27 mai 2014 – Formation sur les enjeux des semences

Formation enjeux sur les semences APAD

Le mardi 27 mai 2014, l’APAD Sanguié a dispensé une formation sur les enjeux des semences au sein de sa Ferme Ecole basée à Réo. Plus d’une quarantaine de paysans venus des villages de Nantouli, Bonyolo, Koroly, Kinkiankly, Beliampoun, Goundi, Toega, Goumedyr, Zoula ont fait le déplacement pour bénéficier de cette formation.

La formation d’une journée a porté sur les thèmes suivants :
1. Présentation des trois types de semences et de leurs caractéristiques respectives :
A) les semences paysannes traditionnelles reproductibles,
B) les semences hybrides / « améliorées »,
C) les semences OGM.
Des explications ont été apportées aux paysans sur le rôle de la semence paysanne reproductible et ses multiples bienfaits, puis sur la procédure de fabrication des semences hybrides, des semences améliorées et des OGM.

2. Présentation des brevets et des DPI (Droits de Propriété Intellectuelle), des outils législatifs internationaux qui permettent à des grandes firmes agrochimiques de s’accaparer des variétés végétales et ainsi de « breveter le vivant ». En effet, 75% des espèces potagères brevetées appartiennent à seulement 5 firmes semencières au niveau mondial, au premier rang desquelles figure la multinationale états-unienne Monsanto.
Pour inscrire une variété au Catalogue Ouest Africain des espèces et variétés végétales (COAFEV), il faut obtenir le Certificat d’Obtention Végétale (COV) ou le Droit d’Obtention Végétale (DOV), et il faut notamment que les variétés soumises à l’examen d’entrée au catalogue respectent les critères de Distinction, d’Homogénéité et de Stabilité (DHS). Cette procédure exclut donc les variétés paysannes, qui sont par définition hétérogènes et instables car évolutives et adaptables dans le temps. L’OAPI (Organisation Africaine de Propriété Intellectuelle) dispose d’une autre réglementation qui autorise un droit de propriété sur les semences des variétés protégées.

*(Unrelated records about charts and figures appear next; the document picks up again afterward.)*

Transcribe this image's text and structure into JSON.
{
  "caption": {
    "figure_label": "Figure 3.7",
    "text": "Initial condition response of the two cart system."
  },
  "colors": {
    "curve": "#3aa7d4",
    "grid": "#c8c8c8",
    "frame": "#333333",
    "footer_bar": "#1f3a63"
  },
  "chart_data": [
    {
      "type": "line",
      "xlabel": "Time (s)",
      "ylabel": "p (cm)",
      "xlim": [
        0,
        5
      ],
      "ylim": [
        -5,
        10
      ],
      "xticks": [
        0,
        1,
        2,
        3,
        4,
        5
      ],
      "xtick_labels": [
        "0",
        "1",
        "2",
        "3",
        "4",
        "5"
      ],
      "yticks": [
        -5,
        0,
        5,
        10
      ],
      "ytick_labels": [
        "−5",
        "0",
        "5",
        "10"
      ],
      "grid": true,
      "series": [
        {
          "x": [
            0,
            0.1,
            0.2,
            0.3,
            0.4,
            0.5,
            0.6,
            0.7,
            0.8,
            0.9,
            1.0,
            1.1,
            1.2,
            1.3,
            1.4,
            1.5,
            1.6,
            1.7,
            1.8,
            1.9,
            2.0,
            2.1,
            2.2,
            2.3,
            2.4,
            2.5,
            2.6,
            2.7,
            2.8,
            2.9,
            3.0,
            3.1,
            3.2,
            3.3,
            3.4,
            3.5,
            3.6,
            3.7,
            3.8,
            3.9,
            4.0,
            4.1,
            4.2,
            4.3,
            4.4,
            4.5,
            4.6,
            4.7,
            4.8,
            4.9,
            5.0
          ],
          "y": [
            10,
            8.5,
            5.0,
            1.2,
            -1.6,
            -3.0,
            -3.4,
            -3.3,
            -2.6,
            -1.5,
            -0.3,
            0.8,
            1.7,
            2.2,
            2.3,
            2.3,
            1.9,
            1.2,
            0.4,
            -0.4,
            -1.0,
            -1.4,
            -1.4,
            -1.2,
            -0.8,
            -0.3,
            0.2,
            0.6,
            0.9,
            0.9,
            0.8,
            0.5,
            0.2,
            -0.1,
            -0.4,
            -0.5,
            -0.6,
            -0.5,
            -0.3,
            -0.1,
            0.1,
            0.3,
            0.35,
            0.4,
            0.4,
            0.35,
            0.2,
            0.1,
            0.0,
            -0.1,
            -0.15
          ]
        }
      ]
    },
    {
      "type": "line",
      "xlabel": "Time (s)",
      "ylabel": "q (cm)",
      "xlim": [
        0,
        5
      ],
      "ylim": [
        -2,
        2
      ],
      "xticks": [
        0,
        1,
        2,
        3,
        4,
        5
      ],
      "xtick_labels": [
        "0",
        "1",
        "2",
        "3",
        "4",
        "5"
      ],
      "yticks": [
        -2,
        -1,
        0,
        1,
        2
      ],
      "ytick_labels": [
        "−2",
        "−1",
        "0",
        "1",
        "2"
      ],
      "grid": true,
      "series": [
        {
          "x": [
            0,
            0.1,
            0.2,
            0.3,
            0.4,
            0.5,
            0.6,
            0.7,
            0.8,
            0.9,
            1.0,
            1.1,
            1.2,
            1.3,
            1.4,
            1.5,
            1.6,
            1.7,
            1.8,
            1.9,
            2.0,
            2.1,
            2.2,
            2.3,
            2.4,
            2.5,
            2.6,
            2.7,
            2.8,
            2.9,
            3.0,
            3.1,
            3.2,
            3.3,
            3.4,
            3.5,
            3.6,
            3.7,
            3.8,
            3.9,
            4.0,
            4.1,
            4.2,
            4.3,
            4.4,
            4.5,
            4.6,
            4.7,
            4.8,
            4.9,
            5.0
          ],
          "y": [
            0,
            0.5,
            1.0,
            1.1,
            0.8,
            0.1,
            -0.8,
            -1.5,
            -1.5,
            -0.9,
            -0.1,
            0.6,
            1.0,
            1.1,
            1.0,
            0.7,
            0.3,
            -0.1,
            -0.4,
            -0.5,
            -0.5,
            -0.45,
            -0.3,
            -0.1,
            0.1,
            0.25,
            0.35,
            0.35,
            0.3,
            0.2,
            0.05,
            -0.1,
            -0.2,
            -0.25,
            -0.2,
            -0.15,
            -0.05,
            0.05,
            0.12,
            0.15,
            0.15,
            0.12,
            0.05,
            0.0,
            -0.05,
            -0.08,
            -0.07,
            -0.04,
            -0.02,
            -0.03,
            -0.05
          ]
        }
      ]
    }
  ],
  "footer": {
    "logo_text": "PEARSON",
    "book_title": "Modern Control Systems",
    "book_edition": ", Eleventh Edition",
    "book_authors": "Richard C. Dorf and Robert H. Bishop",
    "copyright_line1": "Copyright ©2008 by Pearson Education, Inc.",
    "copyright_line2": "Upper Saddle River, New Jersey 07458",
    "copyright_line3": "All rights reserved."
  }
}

3. Présentation des moyens de lutte et de résistance contre ces règlementations iniques. Quatre propositions de lutte pacifique ont été proposées aux paysans :

A.) Continuer à produire et à transmettre de génération en génération les semences paysannes traditionnelles.

B.) S’abstenir de payer les semences hybrides, « améliorées » et les OGM, qui menace l’autonomie du paysan en l’exposant à la dépendance envers les grandes  firmes semencières.

C.) S’organiser en fédération ou en réseau paysan, afin de défendre la semence paysanne reproductible.

D.) Pratiquer l’agroécologie ou l’agriculture biologique, seuls modèles de production agricole durables qui permettent l’autonomie des paysans.

Cette présentation a donné lieu à de riches échanges entre les participants, et l’APAD se réjouit que les paysans formés se sentent autant concernés par des thématiques qui mettent en danger des millions de paysans à travers le monde.